Saturday, 20 de April de 2024 ISSN 1519-7670 - Ano 24 - nº 1284

Os descaminhos da informação

Ao sentar para escrever este texto, há redações preparando-se para cobrir pautas, editores finalizando textos, fotógrafos registrando momentos através de um olhar único, há também leitores desfrutando de informação e críticos indignados com determinadas posições. Há ainda José, que com seu ‘E agora?’, assemelha-se a Poe, o do corvo.

É quase automática a lembrança de sua figura em meio ao vasto universo da imprensa – ou, se preferir, da comunicação –, no qual os jornais paulistas falam somente de Brasília, da violência alarmante (nunca vi uma violência branda) ou da tensão econômica que, com os novos acordos, pode levar o mercado a uma ascensão favorecendo a concentração de papéis em prospecções futuras (não, me desculpe, horóscopo é na coluna ao lado).

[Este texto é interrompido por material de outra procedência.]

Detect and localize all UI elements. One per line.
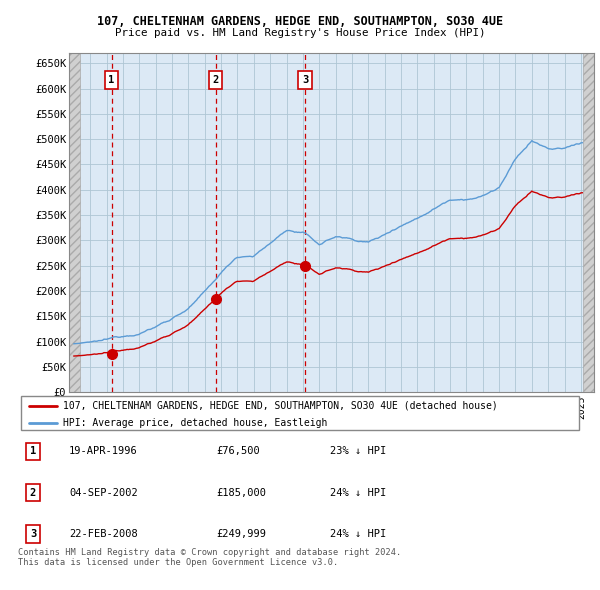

A festa acabou e ninguém ficou para ajudar você, José, a limpar a sujeira que deixaram por conta de sua diversão. Sei que ontem todos os editoriais e colunistas falavam dos índices do PIB e de seus ridículos números, mas nem um deles, um único que fosse, foi capaz de se perguntar quais os parâmetros utilizados para a amostragem da pesquisa.

Calma, José, não é tão óbvio assim, além do mais, sempre há uma tendência a não refutar a verdade se esta condena. Sei que é função da imprensa zelar pela informação e que a ela é atribuída uma análise imparcial dos fatos, mas José, a festa foi ontem, a luz já apagou e o povo sumiu.

Sei que você protesta, José. Afinal, naquela conversa no domingo, dia 18/03, com o Marcelo Beraba, vocês lembraram, dentre outras coisas, o quão imenso era aquele continente que já não existe mais e que costumavam chamar de África. Mas fazer o quê, né, José, se agora só circulam os mesmos bondes da linha Bush, Oriente Médio com breve escala na Venezuela, vai ver que como o bonde não veio e a noite esfriou, tudo mofou e ele fugiu.

Extinção do coronelismo digital

Não adianta ir a Minas, José, lá, como aqui, ouvem-se as críticas sem que nenhuma atitude seja tomada, tipo ouvir os dois lados da questão, fugir do senso comum nos comentários, não tomar partido nas matérias, não usar sensacionalismo como argumento de venda, não falar que se sentiu emocionado ao fazer entrevista com a mãe das vítimas (que bom que o ser humano tem emoções), sabe, José, estas coisas simples que tem naqueles manuais de redação que são como a porta que alguém quer abrir e não existe mais.

Lembre-se, José, que o Cony falou com você sobre a ‘Redundância e Chatice’ na sociedade quando estavam, naquela sexta-feira (30/3), a dialogar sobre as conseqüências advindas caso você gritasse alguma coisa fora do comum. Ele procurou te convencer que tudo parecia o mesmo, como se as coisas costumassem se repetir como aquele sinistro ‘Nunca mais’, mas você exigia que fosse diferente, que os donos de jornais e de televisão não se escondessem atrás da ‘liberdade de imprensa’ e refletissem sobre si próprios e seus erros; você exigia que a informação não fosse deturpada, que o coronelismo digital fosse extinto, que outras vozes fossem ouvidas, eu sei, José, você é duro.

Uma coisa é uma coisa…

Seja otimista, José, e pense naquele poeminha besta (que na voz do Pedro Bial fica mais bobo ainda) que o conclama a aceitar verdades inescapáveis, como a de que os políticos sempre vão ‘saracotear’ (na versão do Bial), aceite, José, que a televisão nunca vai procurar esclarecer o povo sobre a realidade além da novela, que a Rede Globo nunca vai fazer do Jornal Nacional um instrumento de imparcialidade, que a mídia impressa vai reduzir custos, mesmo que isso significa perda de informação.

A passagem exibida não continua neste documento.